Five soil samples will be collected in May 2015 and sent to UMass for standard soil analysis to determine baseline nutrient levels and soil pH. The field will be harrowed and compost applied. Fall cover crops will be planted via broadcasting during the third week of August, 2015 at the following rates: crimson clover, 4lbs/acre, oats, 25lbs/acre, and forage radish, 4lbs/acre. Planting will be followed by a corrugated roller to encourage seed- soil contact.
Spring barley will be planted in 2016 when minimum soil temperatures reach 40 deg. F, using a no-till planter in strips that measure 5’ for 25’ passes per plot. As an additional measure of spring weed control, we will conduct flame weeding immediately prior to planting, using a 400,000 BTU Back Pack Vapor Torch. Additional soil samples will be taken prior to planting and during the growing phase to analyze the effects of cover crops on nutrient levels over time. Urea will be applied to test plots by hand at prescribed rates.
Upon reaching maturity for harvest, samples will be collected from test plots by hand from a 3.75 sq. ft sample area of central rows. These samples will be hand threshed and barley samples will be sent to the University of Massachusetts Stockbridge School of Agriculture for laboratory analysis of standardized parameters to determine grain quality for malting. Specifically, tests will be conducted for nitrogen content, falling number, test weight, germination rate, protein content, and moisture content.
The two, one acre plots will be harvested by combine. If harvested barley is of sufficient quality, it will be utilized for malting and brewing. Otherwise, it will be processed for baking or used for animal feed and reseeding. Barley straw will be mowed, raked, and baled to be used for the deep bedded pack. We will examine yields to determine whether straw harvest is economically viable.
The results of the study will be made available to the public via the University of Massachusetts Agriculture extension outreach reporting website, including a video documentary. The final report will be submitted to relevant online and printed publications.

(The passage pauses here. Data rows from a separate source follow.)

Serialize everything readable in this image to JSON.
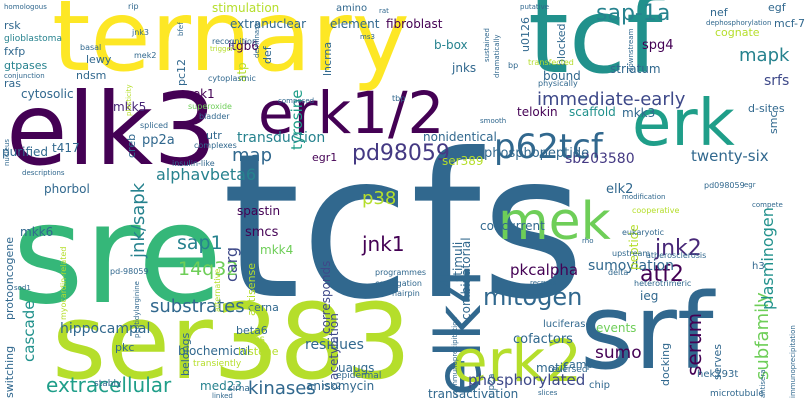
{
  "words": [
    {
      "text": "tcfs",
      "color": "#31688e"
    },
    {
      "text": "sre",
      "color": "#35b779"
    },
    {
      "text": "ternary",
      "color": "#fde725"
    },
    {
      "text": "tcf",
      "color": "#21918c"
    },
    {
      "text": "elk3",
      "color": "#440154"
    },
    {
      "text": "ser383",
      "color": "#b5de2b"
    },
    {
      "text": "srf",
      "color": "#31688e"
    },
    {
      "text": "erk1/2",
      "color": "#440154"
    },
    {
      "text": "erk",
      "color": "#1f9e89"
    },
    {
      "text": "elk4",
      "color": "#31688e"
    },
    {
      "text": "mek",
      "color": "#6ece58"
    },
    {
      "text": "erk2",
      "color": "#b5de2b"
    },
    {
      "text": "p62tcf",
      "color": "#31688e"
    },
    {
      "text": "pd98059",
      "color": "#443983"
    },
    {
      "text": "sap-1a",
      "color": "#26828e"
    },
    {
      "text": "mitogen",
      "color": "#31688e"
    },
    {
      "text": "extracellular",
      "color": "#1f9e89"
    },
    {
      "text": "substrates",
      "color": "#31688e"
    },
    {
      "text": "kinases",
      "color": "#31688e"
    },
    {
      "text": "immediate-early",
      "color": "#3e4989"
    },
    {
      "text": "serum",
      "color": "#440154"
    },
    {
      "text": "jnk/sapk",
      "color": "#26828e"
    },
    {
      "text": "subfamily",
      "color": "#6ece58"
    },
    {
      "text": "alphavbeta6",
      "color": "#26828e"
    },
    {
      "text": "14q32",
      "color": "#6ece58"
    },
    {
      "text": "jnk2",
      "color": "#482878"
    },
    {
      "text": "mapk",
      "color": "#26828e"
    },
    {
      "text": "jnk1",
      "color": "#440154"
    },
    {
      "text": "sap1",
      "color": "#26828e"
    },
    {
      "text": "atf2",
      "color": "#440154"
    },
    {
      "text": "cascade",
      "color": "#21918c"
    },
    {
      "text": "plasminogen",
      "color": "#21918c"
    },
    {
      "text": "sumo",
      "color": "#440154"
    },
    {
      "text": "phosphorylated",
      "color": "#3e4989"
    },
    {
      "text": "p38",
      "color": "#b5de2b"
    },
    {
      "text": "map",
      "color": "#31688e"
    },
    {
      "text": "twenty-six",
      "color": "#31688e"
    },
    {
      "text": "sb203580",
      "color": "#443983"
    },
    {
      "text": "phosphopeptide",
      "color": "#31688e"
    },
    {
      "text": "tyrosine",
      "color": "#1f9e89"
    },
    {
      "text": "transduction",
      "color": "#26828e"
    },
    {
      "text": "sumoylation",
      "color": "#31688e"
    },
    {
      "text": "pkcalpha",
      "color": "#440154"
    },
    {
      "text": "carg",
      "color": "#3e4989"
    },
    {
      "text": "residues",
      "color": "#31688e"
    },
    {
      "text": "hippocampal",
      "color": "#31688e"
    },
    {
      "text": "srfs",
      "color": "#3e4989"
    },
    {
      "text": "mkk3",
      "color": "#31688e"
    },
    {
      "text": "mkk5",
      "color": "#482878"
    },
    {
      "text": "cytosolic",
      "color": "#31688e"
    },
    {
      "text": "spastin",
      "color": "#440154"
    },
    {
      "text": "cofactors",
      "color": "#31688e"
    },
    {
      "text": "transactivation",
      "color": "#31688e"
    },
    {
      "text": "anisomycin",
      "color": "#31688e"
    },
    {
      "text": "med23",
      "color": "#26828e"
    },
    {
      "text": "acetylation",
      "color": "#3e4989"
    },
    {
      "text": "uaugs",
      "color": "#31688e"
    },
    {
      "text": "motif",
      "color": "#31688e"
    },
    {
      "text": "smcs",
      "color": "#440154"
    },
    {
      "text": "ieg",
      "color": "#31688e"
    },
    {
      "text": "stimuli",
      "color": "#31688e"
    },
    {
      "text": "events",
      "color": "#6ece58"
    },
    {
      "text": "telokin",
      "color": "#440154"
    },
    {
      "text": "scaffold",
      "color": "#21918c"
    },
    {
      "text": "peptide",
      "color": "#b5de2b"
    },
    {
      "text": "corresponds",
      "color": "#3e4989"
    },
    {
      "text": "concurrent",
      "color": "#31688e"
    },
    {
      "text": "combinatorial",
      "color": "#31688e"
    },
    {
      "text": "elk2",
      "color": "#31688e"
    },
    {
      "text": "ser389",
      "color": "#b5de2b"
    },
    {
      "text": "bound",
      "color": "#31688e"
    },
    {
      "text": "striatum",
      "color": "#31688e"
    },
    {
      "text": "jnks",
      "color": "#31688e"
    },
    {
      "text": "spg4",
      "color": "#440154"
    },
    {
      "text": "b-box",
      "color": "#26828e"
    },
    {
      "text": "u0126",
      "color": "#31688e"
    },
    {
      "text": "blocked",
      "color": "#31688e"
    },
    {
      "text": "nef",
      "color": "#31688e"
    },
    {
      "text": "egf",
      "color": "#31688e"
    },
    {
      "text": "mcf-7",
      "color": "#31688e"
    },
    {
      "text": "cognate",
      "color": "#b5de2b"
    },
    {
      "text": "dephosphorylation",
      "color": "#31688e"
    },
    {
      "text": "stimulation",
      "color": "#b5de2b"
    },
    {
      "text": "extranuclear",
      "color": "#31688e"
    },
    {
      "text": "element",
      "color": "#31688e"
    },
    {
      "text": "fibroblast",
      "color": "#440154"
    },
    {
      "text": "amino",
      "color": "#31688e"
    },
    {
      "text": "rsk",
      "color": "#31688e"
    },
    {
      "text": "glioblastoma",
      "color": "#26828e"
    },
    {
      "text": "fxfp",
      "color": "#31688e"
    },
    {
      "text": "gtpases",
      "color": "#26828e"
    },
    {
      "text": "ras",
      "color": "#31688e"
    },
    {
      "text": "lewy",
      "color": "#31688e"
    },
    {
      "text": "ndsm",
      "color": "#31688e"
    },
    {
      "text": "itgb6",
      "color": "#440154"
    },
    {
      "text": "pc12",
      "color": "#31688e"
    },
    {
      "text": "def",
      "color": "#31688e"
    },
    {
      "text": "lncrna",
      "color": "#31688e"
    },
    {
      "text": "atp",
      "color": "#b5de2b"
    },
    {
      "text": "mek1",
      "color": "#440154"
    },
    {
      "text": "utr",
      "color": "#31688e"
    },
    {
      "text": "pp2a",
      "color": "#31688e"
    },
    {
      "text": "creb",
      "color": "#31688e"
    },
    {
      "text": "egr1",
      "color": "#440154"
    },
    {
      "text": "nonidentical",
      "color": "#31688e"
    },
    {
      "text": "purified",
      "color": "#31688e"
    },
    {
      "text": "t417",
      "color": "#31688e"
    },
    {
      "text": "phorbol",
      "color": "#31688e"
    },
    {
      "text": "mkk6",
      "color": "#31688e"
    },
    {
      "text": "mkk4",
      "color": "#6ece58"
    },
    {
      "text": "protooncogene",
      "color": "#31688e"
    },
    {
      "text": "pkc",
      "color": "#31688e"
    },
    {
      "text": "biochemical",
      "color": "#31688e"
    },
    {
      "text": "histone",
      "color": "#b5de2b"
    },
    {
      "text": "fos",
      "color": "#b5de2b"
    },
    {
      "text": "beta6",
      "color": "#31688e"
    },
    {
      "text": "cerna",
      "color": "#31688e"
    },
    {
      "text": "antisense",
      "color": "#b5de2b"
    },
    {
      "text": "jip",
      "color": "#31688e"
    },
    {
      "text": "h3",
      "color": "#31688e"
    },
    {
      "text": "smc",
      "color": "#31688e"
    },
    {
      "text": "d-sites",
      "color": "#31688e"
    },
    {
      "text": "serves",
      "color": "#31688e"
    },
    {
      "text": "hek293t",
      "color": "#31688e"
    },
    {
      "text": "docking",
      "color": "#31688e"
    },
    {
      "text": "camp",
      "color": "#31688e"
    },
    {
      "text": "chip",
      "color": "#31688e"
    },
    {
      "text": "luciferase",
      "color": "#31688e"
    },
    {
      "text": "belongs",
      "color": "#31688e"
    },
    {
      "text": "switching",
      "color": "#31688e"
    },
    {
      "text": "cip2a",
      "color": "#31688e"
    },
    {
      "text": "epidermal",
      "color": "#31688e"
    },
    {
      "text": "rsk2",
      "color": "#31688e"
    },
    {
      "text": "reversed",
      "color": "#31688e"
    },
    {
      "text": "microtubule",
      "color": "#31688e"
    },
    {
      "text": "transiently",
      "color": "#b5de2b"
    },
    {
      "text": "sirna",
      "color": "#31688e"
    },
    {
      "text": "stably",
      "color": "#31688e"
    },
    {
      "text": "recognition",
      "color": "#31688e"
    },
    {
      "text": "cytoplasmic",
      "color": "#31688e"
    },
    {
      "text": "physically",
      "color": "#31688e"
    },
    {
      "text": "transfected",
      "color": "#b5de2b"
    },
    {
      "text": "rip",
      "color": "#31688e"
    },
    {
      "text": "jnk3",
      "color": "#31688e"
    },
    {
      "text": "mek2",
      "color": "#31688e"
    },
    {
      "text": "basal",
      "color": "#31688e"
    },
    {
      "text": "conjunction",
      "color": "#31688e"
    },
    {
      "text": "homologous",
      "color": "#31688e"
    },
    {
      "text": "bfef",
      "color": "#31688e"
    },
    {
      "text": "tbp",
      "color": "#31688e"
    },
    {
      "text": "superoxide",
      "color": "#6ece58"
    },
    {
      "text": "bladder",
      "color": "#31688e"
    },
    {
      "text": "spliced",
      "color": "#31688e"
    },
    {
      "text": "complexes",
      "color": "#31688e"
    },
    {
      "text": "insulin-like",
      "color": "#31688e"
    },
    {
      "text": "myocardin-related",
      "color": "#b5de2b"
    },
    {
      "text": "pd-98059",
      "color": "#31688e"
    },
    {
      "text": "alternative",
      "color": "#b5de2b"
    },
    {
      "text": "programmes",
      "color": "#31688e"
    },
    {
      "text": "conjugation",
      "color": "#31688e"
    },
    {
      "text": "hairpin",
      "color": "#31688e"
    },
    {
      "text": "peptidylarginine",
      "color": "#31688e"
    },
    {
      "text": "cooperative",
      "color": "#b5de2b"
    },
    {
      "text": "pd098059",
      "color": "#31688e"
    },
    {
      "text": "eukaryotic",
      "color": "#31688e"
    },
    {
      "text": "upstream",
      "color": "#31688e"
    },
    {
      "text": "atherosclerosis",
      "color": "#31688e"
    },
    {
      "text": "delta",
      "color": "#31688e"
    },
    {
      "text": "recruits",
      "color": "#31688e"
    },
    {
      "text": "heterotrimeric",
      "color": "#31688e"
    },
    {
      "text": "immunoprecipitation",
      "color": "#31688e"
    },
    {
      "text": "coimmunoprecipitation",
      "color": "#31688e"
    },
    {
      "text": "slices",
      "color": "#31688e"
    },
    {
      "text": "antisera",
      "color": "#31688e"
    },
    {
      "text": "linked",
      "color": "#31688e"
    },
    {
      "text": "plasticity",
      "color": "#b5de2b"
    },
    {
      "text": "nucleus",
      "color": "#31688e"
    },
    {
      "text": "sod1",
      "color": "#31688e"
    },
    {
      "text": "descriptions",
      "color": "#31688e"
    },
    {
      "text": "deiminase",
      "color": "#31688e"
    },
    {
      "text": "triggers",
      "color": "#b5de2b"
    },
    {
      "text": "composed",
      "color": "#31688e"
    },
    {
      "text": "smooth",
      "color": "#31688e"
    },
    {
      "text": "sustained",
      "color": "#31688e"
    },
    {
      "text": "dramatically",
      "color": "#31688e"
    },
    {
      "text": "bp",
      "color": "#31688e"
    },
    {
      "text": "rat",
      "color": "#31688e"
    },
    {
      "text": "putative",
      "color": "#31688e"
    },
    {
      "text": "downstream",
      "color": "#31688e"
    },
    {
      "text": "compete",
      "color": "#31688e"
    },
    {
      "text": "rho",
      "color": "#31688e"
    },
    {
      "text": "modification",
      "color": "#31688e"
    },
    {
      "text": "egr",
      "color": "#31688e"
    },
    {
      "text": "ms3",
      "color": "#31688e"
    }
  ]
}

We will also draft a press release and seek media coverage for this project, which will serve to disseminate information to other New England farmers and brewers interested in sustainable barley production, as well as expand consumer awareness of beer produced with locally grown ingredients.
A field day will be held on our farm for up to 50 participants, including farmers, researchers, and members of the craft brewing community. We plan to collaborate with the University of Massachusetts for this event, and to invite other researchers, farmers, and brewers to give presentations and demonstrations. We will include farm-grown food refreshments and offer samples of beer brewed with locally grown and harvested barley and hops.